I actually have a litmus test for this, even if I don’t have a title for it. My test is hugging. But what could hugging have to do with anything, you might ask? Well, it has been my experience, in reading several hundred books a year for several years that when you encounter a book in which there is lots and lots of hugging the author is using this small action as a weak demonstration that the MC is an open, good person, makes meaningful connections with people, etc. Similarly, it shows how comfortable those people are with him/her (usually her). Now, I’m a bit of a hugger in real life, coming from the touchy-feely hippy family that I did. But I don’t hug my BFF, my ex-boyfriend, my friend’s uncle, his cop partner and the nurse who cares for my mother in the nursing home. More importantly, all those people don’t come up and hug me.
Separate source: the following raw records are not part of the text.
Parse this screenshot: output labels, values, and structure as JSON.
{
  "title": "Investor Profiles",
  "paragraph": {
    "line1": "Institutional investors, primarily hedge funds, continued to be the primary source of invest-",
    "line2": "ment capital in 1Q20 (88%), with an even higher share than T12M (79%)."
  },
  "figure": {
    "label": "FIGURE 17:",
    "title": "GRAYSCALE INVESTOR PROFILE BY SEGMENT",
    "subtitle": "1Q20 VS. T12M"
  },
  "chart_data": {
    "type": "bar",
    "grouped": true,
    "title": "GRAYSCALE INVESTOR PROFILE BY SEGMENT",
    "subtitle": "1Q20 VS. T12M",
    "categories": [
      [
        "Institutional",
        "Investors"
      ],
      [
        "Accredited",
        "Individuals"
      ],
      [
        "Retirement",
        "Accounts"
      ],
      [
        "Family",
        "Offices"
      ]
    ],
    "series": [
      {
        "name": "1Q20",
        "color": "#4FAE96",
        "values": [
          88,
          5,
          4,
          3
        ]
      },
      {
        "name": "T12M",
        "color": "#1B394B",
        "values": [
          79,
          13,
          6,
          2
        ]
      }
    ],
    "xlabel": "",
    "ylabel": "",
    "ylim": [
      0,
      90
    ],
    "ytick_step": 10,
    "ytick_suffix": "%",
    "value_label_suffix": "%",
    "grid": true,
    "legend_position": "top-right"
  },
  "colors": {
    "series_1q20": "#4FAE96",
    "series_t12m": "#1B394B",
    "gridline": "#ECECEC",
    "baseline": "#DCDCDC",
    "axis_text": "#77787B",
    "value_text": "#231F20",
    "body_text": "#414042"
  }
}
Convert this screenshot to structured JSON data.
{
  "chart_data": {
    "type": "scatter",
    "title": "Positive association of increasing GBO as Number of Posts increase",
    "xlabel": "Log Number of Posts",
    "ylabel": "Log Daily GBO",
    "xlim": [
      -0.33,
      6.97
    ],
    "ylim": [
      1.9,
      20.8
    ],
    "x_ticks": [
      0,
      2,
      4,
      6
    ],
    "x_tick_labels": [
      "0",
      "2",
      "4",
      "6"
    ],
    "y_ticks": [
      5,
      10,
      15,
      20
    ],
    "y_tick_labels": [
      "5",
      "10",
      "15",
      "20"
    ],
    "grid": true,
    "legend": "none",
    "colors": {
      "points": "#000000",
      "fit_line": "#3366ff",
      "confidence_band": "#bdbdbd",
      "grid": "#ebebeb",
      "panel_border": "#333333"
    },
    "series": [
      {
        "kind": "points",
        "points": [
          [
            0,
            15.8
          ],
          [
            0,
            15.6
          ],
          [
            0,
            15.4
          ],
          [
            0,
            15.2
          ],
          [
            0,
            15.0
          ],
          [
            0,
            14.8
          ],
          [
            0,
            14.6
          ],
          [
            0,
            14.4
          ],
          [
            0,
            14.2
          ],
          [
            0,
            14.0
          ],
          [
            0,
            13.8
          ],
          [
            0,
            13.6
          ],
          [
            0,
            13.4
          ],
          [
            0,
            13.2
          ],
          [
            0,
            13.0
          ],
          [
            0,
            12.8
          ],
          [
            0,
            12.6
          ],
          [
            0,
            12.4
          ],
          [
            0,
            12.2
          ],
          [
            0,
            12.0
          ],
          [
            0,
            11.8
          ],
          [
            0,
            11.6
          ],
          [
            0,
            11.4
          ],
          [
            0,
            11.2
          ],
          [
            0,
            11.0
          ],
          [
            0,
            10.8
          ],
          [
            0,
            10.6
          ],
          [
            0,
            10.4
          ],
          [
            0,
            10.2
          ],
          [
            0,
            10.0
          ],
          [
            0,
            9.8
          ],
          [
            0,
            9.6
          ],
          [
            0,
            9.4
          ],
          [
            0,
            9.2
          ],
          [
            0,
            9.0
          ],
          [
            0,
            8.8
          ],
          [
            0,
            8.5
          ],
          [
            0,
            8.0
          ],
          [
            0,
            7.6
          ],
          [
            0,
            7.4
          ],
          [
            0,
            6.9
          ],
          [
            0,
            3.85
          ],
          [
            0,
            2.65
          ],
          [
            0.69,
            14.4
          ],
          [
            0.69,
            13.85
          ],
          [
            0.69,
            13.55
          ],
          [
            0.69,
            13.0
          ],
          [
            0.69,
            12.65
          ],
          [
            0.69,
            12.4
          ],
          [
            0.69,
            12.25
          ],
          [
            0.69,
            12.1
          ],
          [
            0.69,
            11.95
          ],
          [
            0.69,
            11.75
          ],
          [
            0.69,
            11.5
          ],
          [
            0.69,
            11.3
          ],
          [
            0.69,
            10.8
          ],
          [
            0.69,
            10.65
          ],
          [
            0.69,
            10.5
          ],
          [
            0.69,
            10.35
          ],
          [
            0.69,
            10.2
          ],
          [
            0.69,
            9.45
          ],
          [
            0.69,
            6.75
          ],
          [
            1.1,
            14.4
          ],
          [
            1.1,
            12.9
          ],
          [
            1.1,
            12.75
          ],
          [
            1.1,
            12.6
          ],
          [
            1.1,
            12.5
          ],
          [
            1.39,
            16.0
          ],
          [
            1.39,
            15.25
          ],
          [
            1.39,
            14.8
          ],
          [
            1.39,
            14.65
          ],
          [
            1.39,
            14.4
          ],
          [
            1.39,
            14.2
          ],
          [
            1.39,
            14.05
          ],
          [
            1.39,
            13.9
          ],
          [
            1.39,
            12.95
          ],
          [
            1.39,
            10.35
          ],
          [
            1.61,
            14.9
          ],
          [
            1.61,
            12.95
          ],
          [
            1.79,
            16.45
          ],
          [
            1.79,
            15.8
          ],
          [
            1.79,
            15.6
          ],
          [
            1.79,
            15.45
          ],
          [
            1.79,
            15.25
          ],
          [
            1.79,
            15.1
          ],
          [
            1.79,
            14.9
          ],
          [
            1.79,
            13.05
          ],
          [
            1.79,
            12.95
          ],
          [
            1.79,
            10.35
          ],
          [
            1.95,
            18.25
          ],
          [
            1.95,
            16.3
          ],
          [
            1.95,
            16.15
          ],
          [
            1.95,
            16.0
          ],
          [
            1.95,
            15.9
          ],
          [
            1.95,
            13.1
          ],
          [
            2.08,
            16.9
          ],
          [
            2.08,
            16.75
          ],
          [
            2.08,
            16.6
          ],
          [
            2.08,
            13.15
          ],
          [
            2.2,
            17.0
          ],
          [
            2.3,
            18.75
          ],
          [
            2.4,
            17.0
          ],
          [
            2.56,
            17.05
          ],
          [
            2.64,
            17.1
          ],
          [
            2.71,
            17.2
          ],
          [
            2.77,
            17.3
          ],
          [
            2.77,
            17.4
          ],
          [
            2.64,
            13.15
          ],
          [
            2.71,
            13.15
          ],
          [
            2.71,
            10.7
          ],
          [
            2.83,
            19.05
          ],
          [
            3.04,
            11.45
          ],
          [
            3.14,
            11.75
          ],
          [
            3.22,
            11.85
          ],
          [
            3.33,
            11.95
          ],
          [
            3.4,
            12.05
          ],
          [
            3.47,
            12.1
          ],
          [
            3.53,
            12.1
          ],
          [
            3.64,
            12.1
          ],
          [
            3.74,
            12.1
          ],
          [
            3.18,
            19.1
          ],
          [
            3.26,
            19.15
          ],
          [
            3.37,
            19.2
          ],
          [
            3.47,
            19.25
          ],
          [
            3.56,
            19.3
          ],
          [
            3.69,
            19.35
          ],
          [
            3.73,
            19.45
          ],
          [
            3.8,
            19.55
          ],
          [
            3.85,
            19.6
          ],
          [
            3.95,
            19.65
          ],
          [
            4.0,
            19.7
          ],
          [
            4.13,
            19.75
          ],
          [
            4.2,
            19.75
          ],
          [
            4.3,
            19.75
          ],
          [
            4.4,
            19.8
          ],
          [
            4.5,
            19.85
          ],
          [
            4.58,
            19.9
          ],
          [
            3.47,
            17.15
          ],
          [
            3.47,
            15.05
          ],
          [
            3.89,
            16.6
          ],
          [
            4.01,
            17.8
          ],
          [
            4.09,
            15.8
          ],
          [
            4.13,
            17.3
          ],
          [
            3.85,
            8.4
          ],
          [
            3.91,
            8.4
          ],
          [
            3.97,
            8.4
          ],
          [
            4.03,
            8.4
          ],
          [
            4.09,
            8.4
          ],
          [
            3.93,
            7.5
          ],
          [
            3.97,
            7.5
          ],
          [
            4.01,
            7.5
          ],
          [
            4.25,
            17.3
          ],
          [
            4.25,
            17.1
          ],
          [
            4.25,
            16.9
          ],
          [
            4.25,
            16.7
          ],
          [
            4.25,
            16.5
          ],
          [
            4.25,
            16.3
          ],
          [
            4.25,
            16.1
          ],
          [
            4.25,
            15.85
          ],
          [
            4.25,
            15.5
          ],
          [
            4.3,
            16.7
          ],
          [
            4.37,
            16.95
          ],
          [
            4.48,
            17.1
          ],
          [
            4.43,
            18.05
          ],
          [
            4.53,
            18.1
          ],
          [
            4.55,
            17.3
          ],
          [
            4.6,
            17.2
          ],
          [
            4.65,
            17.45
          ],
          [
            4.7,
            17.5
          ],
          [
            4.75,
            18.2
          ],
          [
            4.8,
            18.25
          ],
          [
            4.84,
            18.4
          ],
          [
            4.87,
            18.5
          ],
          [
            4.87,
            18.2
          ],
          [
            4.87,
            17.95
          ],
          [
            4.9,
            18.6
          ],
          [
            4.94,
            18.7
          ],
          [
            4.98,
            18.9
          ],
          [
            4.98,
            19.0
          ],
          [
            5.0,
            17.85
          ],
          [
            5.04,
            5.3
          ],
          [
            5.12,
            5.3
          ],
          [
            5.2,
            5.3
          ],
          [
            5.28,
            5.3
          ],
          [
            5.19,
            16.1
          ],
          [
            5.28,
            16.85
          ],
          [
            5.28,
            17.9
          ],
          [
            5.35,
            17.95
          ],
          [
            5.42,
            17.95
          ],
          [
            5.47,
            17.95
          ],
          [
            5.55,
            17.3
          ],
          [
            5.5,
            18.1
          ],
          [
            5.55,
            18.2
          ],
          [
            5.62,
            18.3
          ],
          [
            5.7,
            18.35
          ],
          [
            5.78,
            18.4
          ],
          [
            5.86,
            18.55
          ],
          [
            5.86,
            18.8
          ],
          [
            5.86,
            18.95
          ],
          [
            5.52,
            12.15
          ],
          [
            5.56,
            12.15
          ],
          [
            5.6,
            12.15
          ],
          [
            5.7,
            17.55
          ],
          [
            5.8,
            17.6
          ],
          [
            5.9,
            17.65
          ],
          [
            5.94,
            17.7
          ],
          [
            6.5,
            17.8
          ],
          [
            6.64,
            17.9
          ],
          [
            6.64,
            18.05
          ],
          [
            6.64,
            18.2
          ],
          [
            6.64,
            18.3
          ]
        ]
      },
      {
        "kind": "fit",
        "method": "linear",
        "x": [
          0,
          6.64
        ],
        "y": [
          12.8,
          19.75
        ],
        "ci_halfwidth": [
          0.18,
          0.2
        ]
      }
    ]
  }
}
But it’s not just about hugging. The hugging is almost always accompanied by a certain innocent narrative tone, in which small things (like a hug) are made big deals of. It’s like a pearl-clad, mary jane wearing, pastel sporting teenager swooning over their first kiss while the married 40-year-old, with the kinky nightlife that’s forced to listen to it thinks, ‘God, it really just isn’t that big a thing.’ Any romance in these sorts of books are always heavily descriptive, possibly purple, and almost all tell as the narration beats the reader over the head with how awe-inspiring one person or the other is, how meaningful the small unimpressive events are, and how in looooooove they are.

The fact that this book falls within this pat(?) grouping is a guarantee that I’m not likely to enjoy it, as I almost never enjoy these books. But this book also annoyed me in other respects. I hated that as soon as Emily got together with Jake she let him start making all her decision. I didn’t like their insta-love and, even worse, their insta-relationship, which was only compounded by their insistence on waiting to have sex until their relationship was more established. I don’t know, ‘I’m ready to let you rule my life’ and ‘I’m ready to die for you’ seems pretty established to me.

I didn’t like that the author gave Emily a rich, high-power, nice guy ex, who was still madly in love with her, just to show she was a desirable commodity. I didn’t like that Emily had all this important information that she never shared with anyone. I didn’t like that she pulled the cliché, TSTL, ‘I’ll go off and save the day by myself and require rescue’ shtick a bagazillion other TSTL heroines have pulled. I didn’t like that the villain was the same old, seen it a 100 times, man obsessed with a woman he wants to own for no discernible reason. I didn’t like that people made un-followable intuitive leaps of logic that lead them to plot points. And I didn’t like the deus ex machina-like way the characters were easily able to learn just what they needed at just the right time to save the day. Too easy!

The one thing that saved this book for me was Leo and his wife. I adored their relationship. It really is a stand alone book. The editing seemed pretty clean, I don’t remember many cock-ups and to the right reader this might be a hit.